I'm fond of the "chattiness" of good regional cookbooks, and have cooked a lot from Jasper White's "Summer Shack Cookbook" and Kathy Gunst's "Notes from a Maine Kitchen".

Any other suggestions for something similar for Dallas/Texas in general?

Thanks,

Veil

I grew up in Texas, and have a fondness for Texas/Mexican cooking. For Texas style cooking, check out the Homesick Texan blog

http://homesicktexan.blogspot.com/

and possibly the book if you are interested. Definitely chatty. Classic Tex-Mex.

For Texas country cooking, try "Texas Table" by Larry Ross.
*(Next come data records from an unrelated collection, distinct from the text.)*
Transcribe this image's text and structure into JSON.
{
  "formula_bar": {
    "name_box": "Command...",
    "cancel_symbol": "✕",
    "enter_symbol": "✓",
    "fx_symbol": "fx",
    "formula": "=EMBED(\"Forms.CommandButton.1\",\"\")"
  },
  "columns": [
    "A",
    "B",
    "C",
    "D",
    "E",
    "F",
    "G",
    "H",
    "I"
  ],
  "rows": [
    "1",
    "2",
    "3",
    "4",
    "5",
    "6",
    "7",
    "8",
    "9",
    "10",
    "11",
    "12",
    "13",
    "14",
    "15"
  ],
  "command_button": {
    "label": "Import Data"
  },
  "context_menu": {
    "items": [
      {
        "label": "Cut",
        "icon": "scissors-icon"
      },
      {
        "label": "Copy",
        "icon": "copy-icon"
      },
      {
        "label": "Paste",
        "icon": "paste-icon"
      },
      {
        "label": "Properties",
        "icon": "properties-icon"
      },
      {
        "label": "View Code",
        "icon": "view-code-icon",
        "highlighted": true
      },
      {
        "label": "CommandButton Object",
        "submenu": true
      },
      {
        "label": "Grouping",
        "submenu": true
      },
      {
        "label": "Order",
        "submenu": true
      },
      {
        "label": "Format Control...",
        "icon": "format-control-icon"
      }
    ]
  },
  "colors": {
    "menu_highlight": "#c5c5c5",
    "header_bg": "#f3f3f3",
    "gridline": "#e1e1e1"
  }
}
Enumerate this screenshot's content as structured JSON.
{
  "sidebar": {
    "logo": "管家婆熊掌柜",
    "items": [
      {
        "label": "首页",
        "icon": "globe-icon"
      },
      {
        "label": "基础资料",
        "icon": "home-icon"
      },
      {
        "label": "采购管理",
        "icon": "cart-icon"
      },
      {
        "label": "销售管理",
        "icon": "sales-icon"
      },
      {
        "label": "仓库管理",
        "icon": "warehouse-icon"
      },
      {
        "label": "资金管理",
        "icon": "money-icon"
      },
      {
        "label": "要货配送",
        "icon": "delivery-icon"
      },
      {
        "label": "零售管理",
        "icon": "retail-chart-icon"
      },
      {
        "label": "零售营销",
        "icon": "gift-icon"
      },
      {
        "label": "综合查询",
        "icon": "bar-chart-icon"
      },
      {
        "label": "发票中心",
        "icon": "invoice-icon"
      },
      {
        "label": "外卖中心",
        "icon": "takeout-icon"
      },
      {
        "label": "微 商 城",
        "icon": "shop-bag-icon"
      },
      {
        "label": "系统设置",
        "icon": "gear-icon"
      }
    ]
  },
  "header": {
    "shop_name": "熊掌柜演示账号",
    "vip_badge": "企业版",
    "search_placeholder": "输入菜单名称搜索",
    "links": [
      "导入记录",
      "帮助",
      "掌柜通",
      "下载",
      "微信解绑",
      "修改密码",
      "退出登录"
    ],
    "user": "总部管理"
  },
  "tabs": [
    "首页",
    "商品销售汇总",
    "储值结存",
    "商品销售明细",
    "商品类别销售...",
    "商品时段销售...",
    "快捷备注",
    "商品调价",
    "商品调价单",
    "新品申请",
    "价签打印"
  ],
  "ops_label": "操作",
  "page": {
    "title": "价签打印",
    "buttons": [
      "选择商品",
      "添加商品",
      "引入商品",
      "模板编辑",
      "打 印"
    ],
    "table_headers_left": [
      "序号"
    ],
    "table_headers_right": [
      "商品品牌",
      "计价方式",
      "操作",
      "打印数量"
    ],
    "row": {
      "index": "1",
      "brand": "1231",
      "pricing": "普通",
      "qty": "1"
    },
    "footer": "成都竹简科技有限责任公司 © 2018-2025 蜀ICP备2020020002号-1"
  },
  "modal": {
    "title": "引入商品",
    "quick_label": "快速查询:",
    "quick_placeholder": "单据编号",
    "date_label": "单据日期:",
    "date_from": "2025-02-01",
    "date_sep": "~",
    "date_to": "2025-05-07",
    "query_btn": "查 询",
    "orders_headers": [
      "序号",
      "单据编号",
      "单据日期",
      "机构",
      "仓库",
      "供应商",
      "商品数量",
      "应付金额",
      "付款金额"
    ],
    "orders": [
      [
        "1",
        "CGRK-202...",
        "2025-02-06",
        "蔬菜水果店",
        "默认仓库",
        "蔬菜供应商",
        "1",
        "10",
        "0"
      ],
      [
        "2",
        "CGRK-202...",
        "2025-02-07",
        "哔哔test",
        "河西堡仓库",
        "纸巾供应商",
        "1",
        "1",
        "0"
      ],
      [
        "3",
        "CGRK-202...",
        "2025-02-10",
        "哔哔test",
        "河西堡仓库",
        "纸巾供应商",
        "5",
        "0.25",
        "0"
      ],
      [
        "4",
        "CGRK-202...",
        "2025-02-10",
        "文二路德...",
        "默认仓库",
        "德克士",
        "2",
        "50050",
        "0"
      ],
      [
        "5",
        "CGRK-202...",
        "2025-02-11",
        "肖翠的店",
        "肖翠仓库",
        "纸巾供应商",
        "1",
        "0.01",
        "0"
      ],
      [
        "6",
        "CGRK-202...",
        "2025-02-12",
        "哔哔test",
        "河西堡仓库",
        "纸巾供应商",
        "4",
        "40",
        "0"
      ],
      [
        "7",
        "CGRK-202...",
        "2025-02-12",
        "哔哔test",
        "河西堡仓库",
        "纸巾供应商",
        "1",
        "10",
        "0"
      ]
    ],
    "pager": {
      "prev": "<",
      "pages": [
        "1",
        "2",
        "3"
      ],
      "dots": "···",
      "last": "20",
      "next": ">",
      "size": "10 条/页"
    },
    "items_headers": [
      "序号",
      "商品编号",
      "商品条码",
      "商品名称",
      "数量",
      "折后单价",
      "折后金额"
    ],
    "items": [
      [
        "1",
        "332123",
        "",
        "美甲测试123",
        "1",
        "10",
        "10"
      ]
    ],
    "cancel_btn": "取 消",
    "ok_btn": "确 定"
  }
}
Very simple, but classic dishes.

One of my favorites is "Dishes from the Wild Horse Desert" by Melissa Guerra, who also has (had) a blog.

For more Mexican-oriented food, the Rick Bayless books are fantastic, each in their own way. Also check out his PBS show "Mexico One Plate at a Time."

Also, Hugo Ortega's book "Street Food of Mexico" is good, but I think largely subsumed by the others unless you are into tongue (tacos de lengua), cheeks, etc.

I love all of Roberto Santibanez's books.

I have all of Robb Walsh's books (unless he published more in the two weeks I forgot to check), but for some reason I don't use them all that much. I value them, however, for the background they provide.

This is just the stuff I like. Texas has a varied culinary culture. Many are surprised for instance that it has a strong native German cuisine since Germans were among the earliest settlers.

I am envious that you are moving to Texas!